"Hello, Professor!" Snape opened his eyes and found that he was tied to a chair in the Potions classroom and wearing a frilly lemon yellow dress, he had a splitting headache, and to top it off, Harry-bloody-Potter was sitting on the desk in front of him, beaming. This was definitely not good.

"Potter! What are you doing here?" he snarled, trying his best to sound intimidating, "and what am I wearing?"

"Why, it's a dress, sir. I thought that was obvious!" said Harry cheerfully.

"I KNOW that, I want to know why I'm wearing it!"

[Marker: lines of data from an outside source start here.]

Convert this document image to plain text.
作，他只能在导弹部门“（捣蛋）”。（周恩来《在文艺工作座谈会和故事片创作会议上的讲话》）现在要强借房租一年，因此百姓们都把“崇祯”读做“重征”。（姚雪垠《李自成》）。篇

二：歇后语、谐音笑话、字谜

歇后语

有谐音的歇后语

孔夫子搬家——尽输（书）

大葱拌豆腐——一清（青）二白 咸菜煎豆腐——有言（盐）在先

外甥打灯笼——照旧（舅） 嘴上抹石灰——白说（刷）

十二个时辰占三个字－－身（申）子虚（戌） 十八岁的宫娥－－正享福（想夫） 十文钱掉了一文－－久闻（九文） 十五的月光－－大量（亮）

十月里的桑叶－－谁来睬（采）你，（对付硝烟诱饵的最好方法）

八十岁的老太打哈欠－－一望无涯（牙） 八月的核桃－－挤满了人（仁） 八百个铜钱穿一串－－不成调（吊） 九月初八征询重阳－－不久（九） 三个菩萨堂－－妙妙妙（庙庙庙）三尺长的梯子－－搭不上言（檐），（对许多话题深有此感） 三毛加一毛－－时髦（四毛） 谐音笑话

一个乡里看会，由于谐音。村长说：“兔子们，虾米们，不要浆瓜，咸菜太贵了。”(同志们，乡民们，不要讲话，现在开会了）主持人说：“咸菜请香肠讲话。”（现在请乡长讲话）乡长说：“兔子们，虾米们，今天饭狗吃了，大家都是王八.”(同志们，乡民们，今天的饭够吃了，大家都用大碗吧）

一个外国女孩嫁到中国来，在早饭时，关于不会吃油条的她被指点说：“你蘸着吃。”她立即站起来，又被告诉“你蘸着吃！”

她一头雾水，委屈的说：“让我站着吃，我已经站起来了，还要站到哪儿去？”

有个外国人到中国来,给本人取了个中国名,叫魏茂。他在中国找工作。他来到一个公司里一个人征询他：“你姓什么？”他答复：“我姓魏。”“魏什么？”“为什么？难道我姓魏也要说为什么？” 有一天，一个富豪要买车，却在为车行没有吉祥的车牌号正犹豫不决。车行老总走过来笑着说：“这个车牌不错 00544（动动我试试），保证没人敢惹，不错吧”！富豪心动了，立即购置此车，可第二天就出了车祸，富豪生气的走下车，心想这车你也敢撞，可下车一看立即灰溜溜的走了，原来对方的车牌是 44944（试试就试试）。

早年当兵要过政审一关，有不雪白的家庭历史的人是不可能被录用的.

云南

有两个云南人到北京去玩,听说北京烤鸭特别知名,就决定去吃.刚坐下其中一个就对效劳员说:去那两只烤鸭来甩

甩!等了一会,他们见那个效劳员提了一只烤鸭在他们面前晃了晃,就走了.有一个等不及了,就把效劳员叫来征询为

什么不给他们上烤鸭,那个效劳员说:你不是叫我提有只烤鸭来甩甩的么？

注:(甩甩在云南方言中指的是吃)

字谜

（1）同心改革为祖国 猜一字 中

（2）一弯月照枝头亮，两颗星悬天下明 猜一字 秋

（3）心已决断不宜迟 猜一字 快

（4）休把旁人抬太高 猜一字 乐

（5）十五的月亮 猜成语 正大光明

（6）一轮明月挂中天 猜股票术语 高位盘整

"Well, do you remember going to Professor Dumbledore's office last night?"

"Yes…."

"And he offered you a lemon drop?"

"Mmm…"

"And that two years ago, you blackmailed him to get a pay raise and he said he'd get you back?"

"Yes- OH MY GOD! WHAT DID THAT [censored DO TO ME!" yelled Snape, totally losing his cool.

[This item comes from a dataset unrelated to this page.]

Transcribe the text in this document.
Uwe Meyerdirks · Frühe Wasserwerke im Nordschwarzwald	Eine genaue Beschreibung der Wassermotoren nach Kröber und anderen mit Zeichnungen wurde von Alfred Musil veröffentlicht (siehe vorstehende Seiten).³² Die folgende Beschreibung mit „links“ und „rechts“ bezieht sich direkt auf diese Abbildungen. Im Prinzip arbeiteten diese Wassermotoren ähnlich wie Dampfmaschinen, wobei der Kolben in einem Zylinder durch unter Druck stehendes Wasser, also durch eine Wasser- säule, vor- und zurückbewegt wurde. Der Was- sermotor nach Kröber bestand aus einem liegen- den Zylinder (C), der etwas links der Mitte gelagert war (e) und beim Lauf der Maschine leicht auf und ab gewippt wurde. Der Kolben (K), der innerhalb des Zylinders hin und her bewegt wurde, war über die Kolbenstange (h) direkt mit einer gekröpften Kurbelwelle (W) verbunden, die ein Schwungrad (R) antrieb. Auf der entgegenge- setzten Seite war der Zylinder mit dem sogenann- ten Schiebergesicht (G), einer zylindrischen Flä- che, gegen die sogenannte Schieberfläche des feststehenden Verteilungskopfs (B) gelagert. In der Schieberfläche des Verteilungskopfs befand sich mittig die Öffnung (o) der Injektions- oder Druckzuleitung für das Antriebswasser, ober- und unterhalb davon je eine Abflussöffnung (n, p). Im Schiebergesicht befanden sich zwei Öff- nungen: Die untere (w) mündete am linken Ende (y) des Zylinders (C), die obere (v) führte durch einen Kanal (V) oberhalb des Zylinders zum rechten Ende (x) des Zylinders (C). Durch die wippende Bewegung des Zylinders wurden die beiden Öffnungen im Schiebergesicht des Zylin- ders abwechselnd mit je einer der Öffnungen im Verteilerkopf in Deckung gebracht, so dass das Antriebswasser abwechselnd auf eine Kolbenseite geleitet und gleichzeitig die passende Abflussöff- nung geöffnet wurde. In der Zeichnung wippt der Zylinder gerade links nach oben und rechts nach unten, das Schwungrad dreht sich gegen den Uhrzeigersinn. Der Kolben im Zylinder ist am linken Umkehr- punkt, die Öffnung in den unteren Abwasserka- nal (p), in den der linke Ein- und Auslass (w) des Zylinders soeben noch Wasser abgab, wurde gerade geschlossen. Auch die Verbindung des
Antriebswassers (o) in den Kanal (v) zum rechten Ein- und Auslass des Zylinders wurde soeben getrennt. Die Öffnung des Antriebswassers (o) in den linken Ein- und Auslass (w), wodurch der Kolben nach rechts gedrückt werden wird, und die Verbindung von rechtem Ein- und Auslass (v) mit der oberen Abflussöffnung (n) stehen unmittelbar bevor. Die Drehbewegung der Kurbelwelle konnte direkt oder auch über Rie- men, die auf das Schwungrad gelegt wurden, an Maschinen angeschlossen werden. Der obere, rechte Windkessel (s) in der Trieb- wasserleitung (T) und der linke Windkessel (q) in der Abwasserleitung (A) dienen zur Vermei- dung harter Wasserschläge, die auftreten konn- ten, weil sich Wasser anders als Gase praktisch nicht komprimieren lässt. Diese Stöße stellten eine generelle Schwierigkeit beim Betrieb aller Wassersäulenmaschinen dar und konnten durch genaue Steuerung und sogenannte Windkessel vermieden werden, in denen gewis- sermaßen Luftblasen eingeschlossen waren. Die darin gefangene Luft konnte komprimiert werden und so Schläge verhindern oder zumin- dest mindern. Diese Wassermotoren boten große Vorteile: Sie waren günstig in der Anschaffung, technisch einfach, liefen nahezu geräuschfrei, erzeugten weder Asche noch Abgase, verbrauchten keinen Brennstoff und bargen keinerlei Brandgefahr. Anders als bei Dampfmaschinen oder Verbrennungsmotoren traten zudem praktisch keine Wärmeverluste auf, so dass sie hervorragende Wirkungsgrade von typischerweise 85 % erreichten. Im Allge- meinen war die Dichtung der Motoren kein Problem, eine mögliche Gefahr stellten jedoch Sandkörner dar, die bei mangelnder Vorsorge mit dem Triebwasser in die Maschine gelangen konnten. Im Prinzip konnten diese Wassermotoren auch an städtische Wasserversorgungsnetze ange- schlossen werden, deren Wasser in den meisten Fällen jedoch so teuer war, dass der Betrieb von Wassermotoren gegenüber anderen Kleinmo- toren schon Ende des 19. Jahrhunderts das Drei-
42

"He spiked the lemon drop with firewhiskey, got you into the dress, and made you dance around the school. He Modified your memory, by the way, so you wouldn't know it was him."

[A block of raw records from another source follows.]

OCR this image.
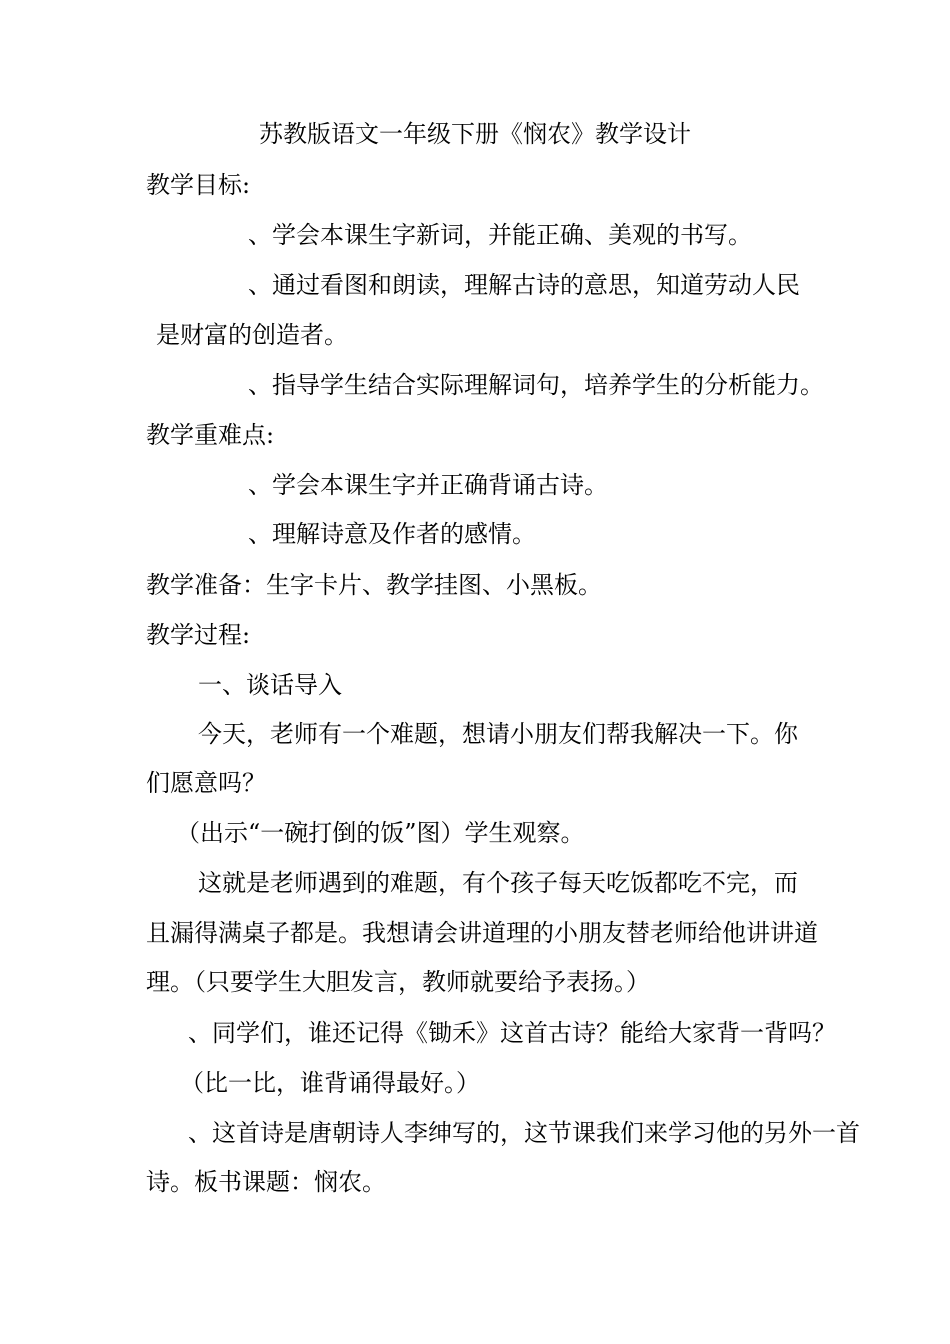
苏教版语文一年级下册《悯农》教学设计

教学目标:

、学会本课生字新词，并能正确、美观的书写。

、通过看图和朗读，理解古诗的意思，知道劳动人民

是财富的创造者。

、指导学生结合实际理解词句，培养学生的分析能力。

教学重难点:

、学会本课生字并正确背诵古诗。

、理解诗意及作者的感情。

教学准备：生字卡片、教学挂图、小黑板。

教学过程:

一、谈话导入

今天，老师有一个难题，想请小朋友们帮我解决一下。你

们愿意吗？

（出示“一碗打倒的饭”图）学生观察。

这就是老师遇到的难题，有个孩子每天吃饭都吃不完，而

且漏得满桌子都是。我想请会讲道理的小朋友替老师给他讲讲道

理。（只要学生大胆发言，教师就要给予表扬。）

、同学们，谁还记得《锄禾》这首古诗？能给大家背一背吗？

（比一比，谁背诵得最好。）

、这首诗是唐朝诗人李绅写的，这节课我们来学习他的另外一首

诗。板书课题：悯农。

"CUT ME LOOSE!" Snape screamed, losing all sense of reason.

"Okay," said Harry, muttering a spell under his breath that made the ropes binding Snape fall to the floor. As soon as he did it, Snape flew to his feet, out the door, and down the hallway, screeching, "ALBUS PERCIVAL WULFRIC BRIAN DUMBLEDORE! I'M GOING TO KILL YOU!"

A moment after, Ron Weasley pulled off the Invisibility Cloak with a flourish, popping into visibility next to the door to the Potions classroom brandishing a small camera and grinning evilly.

"Got two hundred pictures, mate," he said to Harry, who had come out of the classroom to watch his worst teacher run through the school in a dress.

"Excellent. Think we should tell him that we just Stunned him and stuck him in one of Hermione's dresses?" "Naah."